A crise no Mediterrâneo é de imigração ou de refugiados?
O canal árabe Al Jazeera propôs, na última semana, uma interessante discussão ao explicar por que não usa a palavra “imigrantes” quando noticia as levas de mortos no mar Mediterrâneo. A palavra, segundo o editor Barry Malone, não descreve corretamente o desastre regional.
Mais de 340 mil pessoas cruzaram as fronteiras europeias nos sete primeiros meses deste ano, 100 mil delas apenas em julho. Mais de outras 2.400 morreram na tentativa de cruzar o Mediterrâneo, deixando para trás países em conflito como a Síria e a Líbia. Nesta quarta-feira, milhares cruzaram a fronteira entre Macedônia e Sérvia.
Nas palavras de Malone,
Não existe uma crise de “migração” no Mediterrâneo. Há um grande número de refugiados fugindo de miséria e perigos inimagináveis, e um menor número de pessoas tentando escapar do tipo de pobreza que leva alguns ao desespero.
Da mesma maneira, na Folha não escrevemos que pessoas retiradas do mar tenham sido “resgatadas” pelas autoridades europeias, e sim “interceptadas”.
A diferença entre “imigrante” e “refugiado” é, para Malone, seu uso político. É conveniente a governos, diz, descrever essas multidões como imigrantes em busca de melhores condições financeiras. É a partir desse uso que políticos como Philip Hammond, chanceler britânico, se referem a “imigrantes saqueadores” e alertam a uma suposta ameaça à qualidade de vida na Europa.

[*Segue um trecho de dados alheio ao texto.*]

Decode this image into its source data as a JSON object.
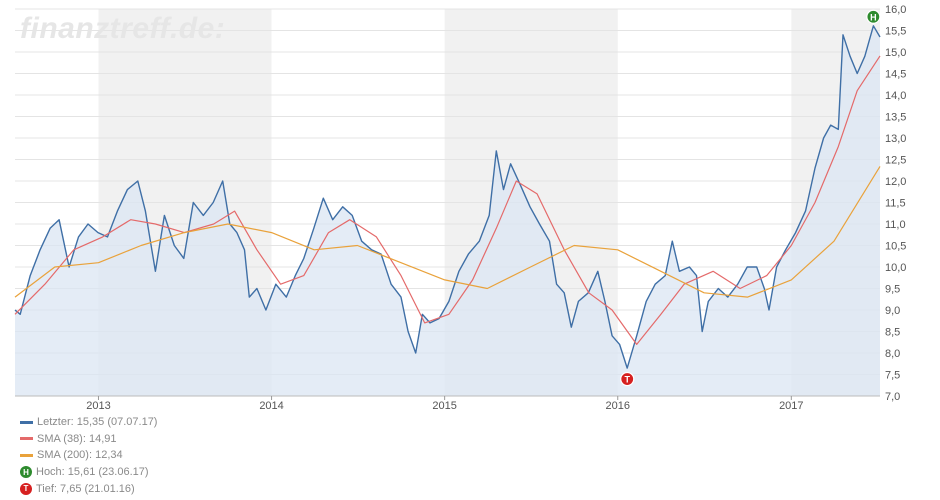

Os dados, porém, sugerem que o maior grupo de pessoas cruzando as fronteiras europeias são sírios –que escapam de uma guerra que já deixou mais de 220 mil pessoas mortas e um sem-número de deslocados internos. Outros refugiados vêm de nações como Afeganistão, Iraque, Líbia, Eritreia e Somália, fugindo de horrores que, de tão urgentes, fazem uma viagem de barco cruzando o Mediterrâneo parecer a melhor das alternativas.